Scientists in China have developed a learning artificial intelligence (AI) system which can diagnose and identify cancerous prostate samples as accurately as any pathologist. This holds out the possibility of streamlining and eliminating variation in the process of cancer diagnosis. It may also help overcome any local shortage of trained pathologists.
In the longer term it may lead to automated or partially-automated prostate cancer diagnosis. Prostate cancer is the most common male cancer, with around 1.1 million diagnoses ever year. Confirmation of the diagnosis normally requires a biopsy sample, which is then examined by a pathologist. Now an artificial intelligence learning system, presented at the European Association of Urology Congress in Copenhagen, has shown similar levels of accuracy to a human pathologist. In addition, the software can accurately classify the level of malignancy of the cancer, so eliminating the variability which can creep into human diagnosis.

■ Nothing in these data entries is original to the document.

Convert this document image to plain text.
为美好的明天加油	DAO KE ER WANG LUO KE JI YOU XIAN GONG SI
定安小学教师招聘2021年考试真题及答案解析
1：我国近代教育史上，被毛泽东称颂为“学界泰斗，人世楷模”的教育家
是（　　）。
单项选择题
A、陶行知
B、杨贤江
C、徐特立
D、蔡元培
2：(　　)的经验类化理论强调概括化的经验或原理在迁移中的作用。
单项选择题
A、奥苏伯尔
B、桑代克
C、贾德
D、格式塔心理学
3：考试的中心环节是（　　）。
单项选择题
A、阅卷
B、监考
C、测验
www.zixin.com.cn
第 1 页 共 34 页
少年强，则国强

“This is not going to replace a human pathologist. We still need an experienced pathologist to take responsibility for the final diagnosis. What it will do is help pathologists make better, faster diagnosis, as well as eliminating the day-to-day variation in judgement which can creep into human evaluations,” said Hongqian Guo from Nanjing University in China. The researchers took 918 prostate whole mount pathology section samples from 283 patients, and ran these through the analysis system, with the software gradually learning and improving diagnosis.

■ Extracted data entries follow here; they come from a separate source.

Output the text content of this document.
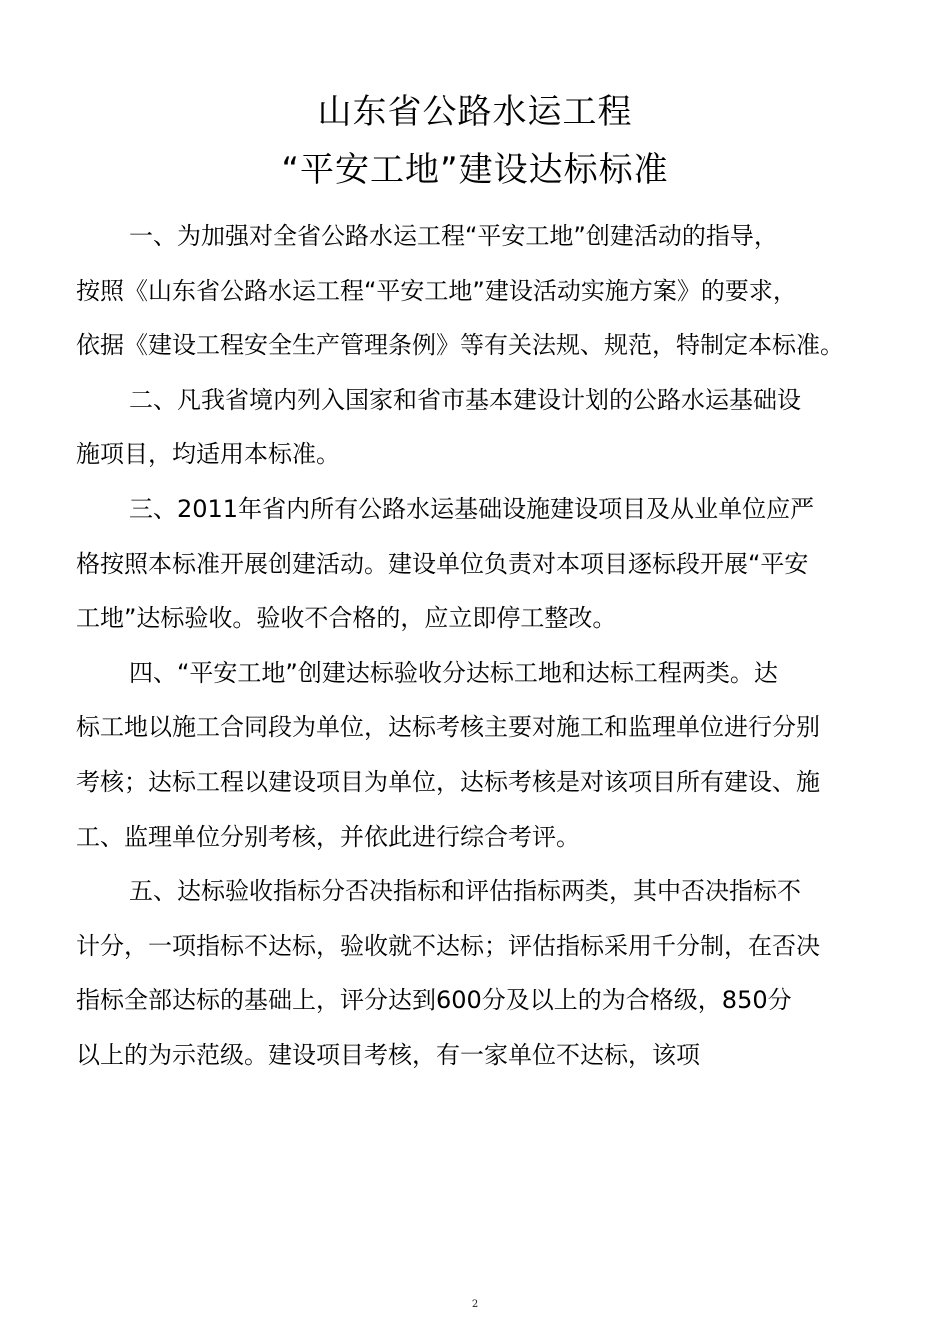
山东省公路水运工程
“平安工地”建设达标标准
一、为加强对全省公路水运工程“平安工地”创建活动的指导，
按照《山东省公路水运工程“平安工地”建设活动实施方案》的要求，
依据《建设工程安全生产管理条例》等有关法规、规范，特制定本标准。
二、凡我省境内列入国家和省市基本建设计划的公路水运基础设
施项目，均适用本标准。
三、2011年省内所有公路水运基础设施建设项目及从业单位应严
格按照本标准开展创建活动。建设单位负责对本项目逐标段开展“平安
工地”达标验收。验收不合格的，应立即停工整改。
四、“平安工地”创建达标验收分达标工地和达标工程两类。达
标工地以施工合同段为单位，达标考核主要对施工和监理单位进行分别
考核；达标工程以建设项目为单位，达标考核是对该项目所有建设、施
工、监理单位分别考核，并依此进行综合考评。
五、达标验收指标分否决指标和评估指标两类，其中否决指标不
计分，一项指标不达标，验收就不达标；评估指标采用千分制，在否决
指标全部达标的基础上，评分达到600分及以上的为合格级，850分
以上的为示范级。建设项目考核，有一家单位不达标，该项
2
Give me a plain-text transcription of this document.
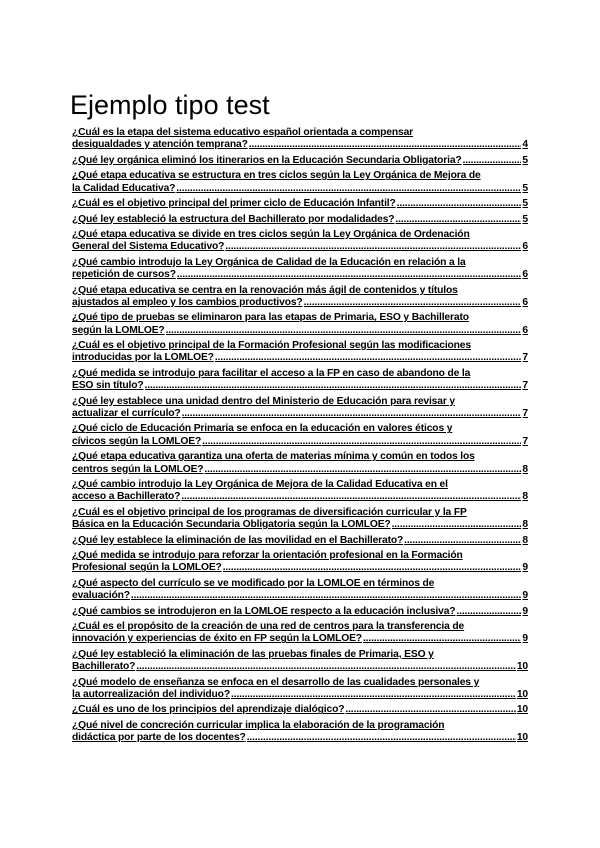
Ejemplo tipo test
¿Cuál es la etapa del sistema educativo español orientada a compensar
desigualdades y atención temprana? .....	4
¿Qué ley orgánica eliminó los itinerarios en la Educación Secundaria Obligatoria? .....	5
¿Qué etapa educativa se estructura en tres ciclos según la Ley Orgánica de Mejora de
la Calidad Educativa? .....	5
¿Cuál es el objetivo principal del primer ciclo de Educación Infantil? .....	5
¿Qué ley estableció la estructura del Bachillerato por modalidades? .....	5
¿Qué etapa educativa se divide en tres ciclos según la Ley Orgánica de Ordenación
General del Sistema Educativo? .....	6
¿Qué cambio introdujo la Ley Orgánica de Calidad de la Educación en relación a la
repetición de cursos? .....	6
¿Qué etapa educativa se centra en la renovación más ágil de contenidos y títulos
ajustados al empleo y los cambios productivos? .....	6
¿Qué tipo de pruebas se eliminaron para las etapas de Primaria, ESO y Bachillerato
según la LOMLOE? .....	6
¿Cuál es el objetivo principal de la Formación Profesional según las modificaciones
introducidas por la LOMLOE? .....	7
¿Qué medida se introdujo para facilitar el acceso a la FP en caso de abandono de la
ESO sin título? .....	7
¿Qué ley establece una unidad dentro del Ministerio de Educación para revisar y
actualizar el currículo? .....	7
¿Qué ciclo de Educación Primaria se enfoca en la educación en valores éticos y
cívicos según la LOMLOE? .....	7
¿Qué etapa educativa garantiza una oferta de materias mínima y común en todos los
centros según la LOMLOE? .....	8
¿Qué cambio introdujo la Ley Orgánica de Mejora de la Calidad Educativa en el
acceso a Bachillerato? .....	8
¿Cuál es el objetivo principal de los programas de diversificación curricular y la FP
Básica en la Educación Secundaria Obligatoria según la LOMLOE? .....	8
¿Qué ley establece la eliminación de las movilidad en el Bachillerato? .....	8
¿Qué medida se introdujo para reforzar la orientación profesional en la Formación
Profesional según la LOMLOE? .....	9
¿Qué aspecto del currículo se ve modificado por la LOMLOE en términos de
evaluación? .....	9
¿Qué cambios se introdujeron en la LOMLOE respecto a la educación inclusiva? .....	9
¿Cuál es el propósito de la creación de una red de centros para la transferencia de
innovación y experiencias de éxito en FP según la LOMLOE? .....	9
¿Qué ley estableció la eliminación de las pruebas finales de Primaria, ESO y
Bachillerato? .....	10
¿Qué modelo de enseñanza se enfoca en el desarrollo de las cualidades personales y
la autorrealización del individuo? .....	10
¿Cuál es uno de los principios del aprendizaje dialógico? .....	10
¿Qué nivel de concreción curricular implica la elaboración de la programación
didáctica por parte de los docentes? .....	10
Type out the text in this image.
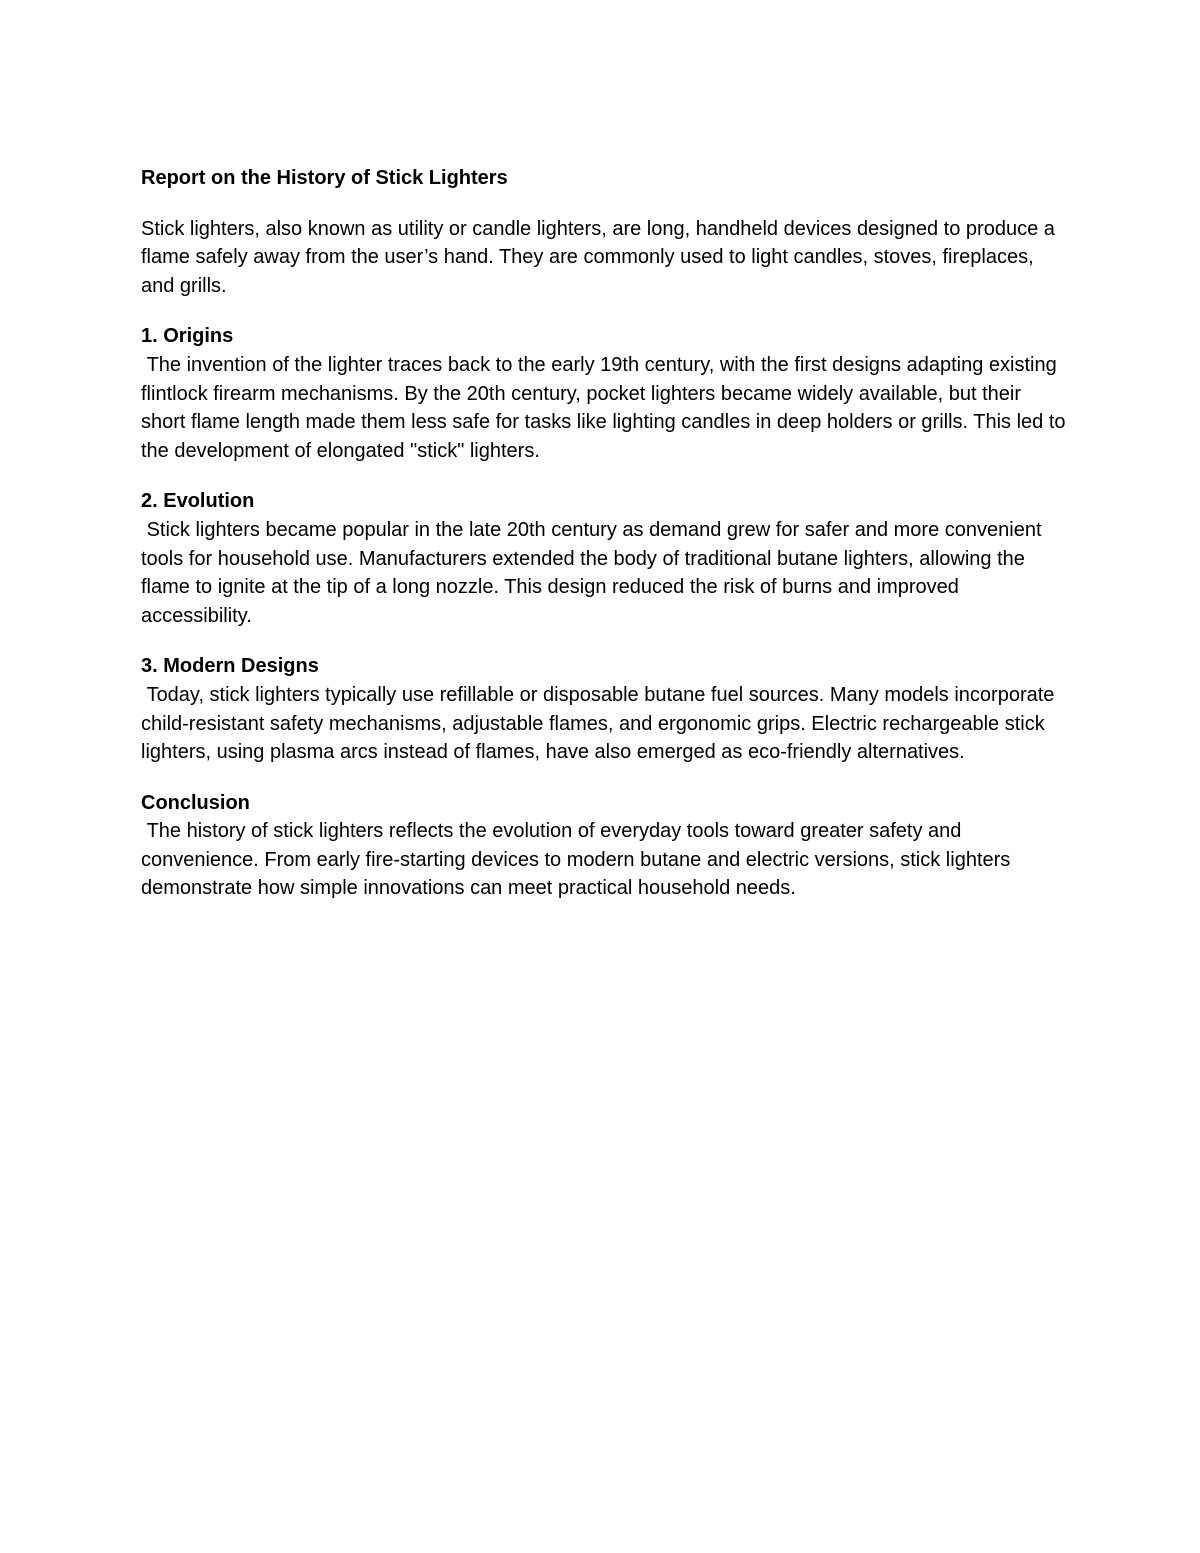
Report on the History of Stick Lighters

Stick lighters, also known as utility or candle lighters, are long, handheld devices designed to produce a flame safely away from the user’s hand. They are commonly used to light candles, stoves, fireplaces, and grills.

1. Origins
The invention of the lighter traces back to the early 19th century, with the first designs adapting existing flintlock firearm mechanisms. By the 20th century, pocket lighters became widely available, but their short flame length made them less safe for tasks like lighting candles in deep holders or grills. This led to the development of elongated "stick" lighters.
2. Evolution
Stick lighters became popular in the late 20th century as demand grew for safer and more convenient tools for household use. Manufacturers extended the body of traditional butane lighters, allowing the flame to ignite at the tip of a long nozzle. This design reduced the risk of burns and improved accessibility.
3. Modern Designs
Today, stick lighters typically use refillable or disposable butane fuel sources. Many models incorporate child-resistant safety mechanisms, adjustable flames, and ergonomic grips. Electric rechargeable stick lighters, using plasma arcs instead of flames, have also emerged as eco-friendly alternatives.
Conclusion
The history of stick lighters reflects the evolution of everyday tools toward greater safety and convenience. From early fire-starting devices to modern butane and electric versions, stick lighters demonstrate how simple innovations can meet practical household needs.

These pathology images were subdivided into 40,000 smaller samples; 30,000 of these samples were used to ‘train’ the software, the remaining 10,000 were used to test accuracy. The results showed an accurate diagnosis in 99.38 per cent of cases (using a human pathologist as a ‘gold standard’), which is effectively as accurate as the human pathologist. “The system was programmed to learn and gradually improve how it interpreted the samples. Our result show that the diagnosis the AI reported was at a level comparable to that of a pathologist,” Guo said. “Furthermore, it could accurately classify the malignant levels of prostate cancer,” Guo added.